There is a second advantage: arithmetic (i.e. addition and subtraction) is much simpler. This is slightly harder to grasp, because mathematically and psychologically integer addition is terribly simple and intuitive. $485 + 12 - 560$ can be computed through many different mental tricks or intuitions. And the addition of $485 + 12$ is not different from the addition of $497 - 560$, since subtraction is just the addition of a negative number. But computers do not have an "intuition" and require perfectly specified steps for every different scenario they may encounter. In this regard, a computer is closest to your 4 years old self who is just learning arithmetic. So lets see the scenarios the computer may face when adding or subtracting $A$ and B. In the table below s$\textbf{A}$ and s$\textbf{B}$ stand for sign of operand $A$ and sign of operand B. We ignore the case were the operation is "$-$", since this involves changing the sign of $B$ and performing one of the four "$+$" rows.

Operation s$\textbf{A}$ s$\textbf{B}$
+ + +
+ - -
+ + -
+ - +
- ... ...

How would a computer that encodes sign-magnitudes integers handle this? In cases where signs are equal, it can pass the operands to a logical circuit that performs a binary sum (which works similarly to how you added when you were 4). The result will have the same sign as the operands. In the cases where signs are different it identifies which operand is larger. Then pass them to a logical circuit that performs a binary subtraction, so it subtracts the smaller from the larger (you won't remember, but when you were 4 you only knew how to subtract a smaller quantity from a bigger one). The result will have the sign of the larger operand. Finally, it checks if the operation produced overflow: a result that cannot be represented.

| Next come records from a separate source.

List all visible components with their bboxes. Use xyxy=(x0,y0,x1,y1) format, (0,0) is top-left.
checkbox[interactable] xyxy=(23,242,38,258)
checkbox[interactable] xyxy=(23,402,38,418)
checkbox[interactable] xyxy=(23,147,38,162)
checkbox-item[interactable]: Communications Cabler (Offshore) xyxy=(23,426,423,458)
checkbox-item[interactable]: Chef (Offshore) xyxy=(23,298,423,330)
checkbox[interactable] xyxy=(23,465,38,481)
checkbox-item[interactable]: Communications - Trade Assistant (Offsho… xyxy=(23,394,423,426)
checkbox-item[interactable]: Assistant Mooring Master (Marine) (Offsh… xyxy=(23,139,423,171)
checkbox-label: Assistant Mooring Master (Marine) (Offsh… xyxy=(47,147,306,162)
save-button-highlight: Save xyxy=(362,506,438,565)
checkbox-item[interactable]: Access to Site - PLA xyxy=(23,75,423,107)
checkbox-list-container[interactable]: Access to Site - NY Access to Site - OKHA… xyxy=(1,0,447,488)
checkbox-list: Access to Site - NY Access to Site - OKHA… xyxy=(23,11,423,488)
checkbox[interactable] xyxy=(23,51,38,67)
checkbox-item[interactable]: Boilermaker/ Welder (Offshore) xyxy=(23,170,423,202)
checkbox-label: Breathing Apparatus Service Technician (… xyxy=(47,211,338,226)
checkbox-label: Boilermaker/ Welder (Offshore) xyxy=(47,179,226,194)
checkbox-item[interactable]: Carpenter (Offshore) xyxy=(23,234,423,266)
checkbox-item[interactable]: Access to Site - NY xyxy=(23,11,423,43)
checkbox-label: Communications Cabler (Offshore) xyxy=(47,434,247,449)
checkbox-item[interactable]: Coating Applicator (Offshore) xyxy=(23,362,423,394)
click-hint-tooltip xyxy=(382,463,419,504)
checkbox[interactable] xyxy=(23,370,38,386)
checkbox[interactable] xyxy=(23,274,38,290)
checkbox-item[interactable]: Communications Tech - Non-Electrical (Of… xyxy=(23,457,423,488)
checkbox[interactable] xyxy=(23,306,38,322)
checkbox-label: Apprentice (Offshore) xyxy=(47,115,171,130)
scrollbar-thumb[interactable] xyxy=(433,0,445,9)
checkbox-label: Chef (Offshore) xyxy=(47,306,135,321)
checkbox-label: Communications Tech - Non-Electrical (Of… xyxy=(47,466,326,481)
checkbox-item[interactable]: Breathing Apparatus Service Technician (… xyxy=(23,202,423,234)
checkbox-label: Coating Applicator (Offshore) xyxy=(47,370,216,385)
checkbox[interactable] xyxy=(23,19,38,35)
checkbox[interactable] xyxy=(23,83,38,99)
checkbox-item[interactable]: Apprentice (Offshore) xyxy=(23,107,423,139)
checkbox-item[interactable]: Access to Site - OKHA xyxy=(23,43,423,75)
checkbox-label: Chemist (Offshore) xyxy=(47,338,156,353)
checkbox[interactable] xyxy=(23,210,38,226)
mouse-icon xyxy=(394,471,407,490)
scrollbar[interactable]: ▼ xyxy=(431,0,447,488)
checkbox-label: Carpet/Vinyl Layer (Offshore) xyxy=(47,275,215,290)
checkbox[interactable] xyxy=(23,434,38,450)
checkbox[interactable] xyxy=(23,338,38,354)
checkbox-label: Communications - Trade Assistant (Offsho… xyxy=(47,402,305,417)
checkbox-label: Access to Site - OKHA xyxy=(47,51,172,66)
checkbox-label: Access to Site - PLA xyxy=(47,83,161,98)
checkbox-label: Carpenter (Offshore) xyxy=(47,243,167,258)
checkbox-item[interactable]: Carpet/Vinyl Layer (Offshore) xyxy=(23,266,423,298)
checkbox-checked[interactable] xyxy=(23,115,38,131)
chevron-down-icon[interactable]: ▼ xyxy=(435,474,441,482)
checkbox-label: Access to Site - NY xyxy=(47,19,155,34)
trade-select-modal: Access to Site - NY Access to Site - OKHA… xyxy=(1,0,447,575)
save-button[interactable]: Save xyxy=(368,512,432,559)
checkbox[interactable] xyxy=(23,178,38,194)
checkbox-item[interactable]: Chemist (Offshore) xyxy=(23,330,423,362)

Now, how would a computer that encodes two's complement integers handle it? It would pass the operands to a logical circuit that performs a binary sum. Finally, it would check for overflow. That's it! Revisit the paragraph where we explore the complements idea in base 10 if you are not convinced.

To grasp the difference between the two methods lets enumerate what we are "saving" in the two's complement scenario. Sign-magnitude involves two conditionals: whether $A$ and $B$ have the same sign, and if they do not whether $A$ or $B$ is larger. It also involves 4 or 5 steps, for same and different sign respectively, to compute the operation. And finally, it requires a logical circuit (i.e. an extra piece of hardware) that performs binary subtraction. In contrast, two's complement requires no conditionals, 2 steps and saves you the need for a subtracting circuit altogether. Good deal.

Conclusion

We could now move on to real numbers (e.g. -1.253, 4770.423524), a very cool topic as well. But I think we had enough.

Hopefully you saw how quickly representing numbers as bits went from trivial to tricky. Yes, it is simpler to convert numbers to 1s and 0s than it is to convert image, audio or video. But given their fundamental role (i.e. they are involved when manipulating any other data type), it is very important to chose the best possible representation. In any case, I hope you enjoyed this neat idea and shout-out to the engineer or inventor that came up with it.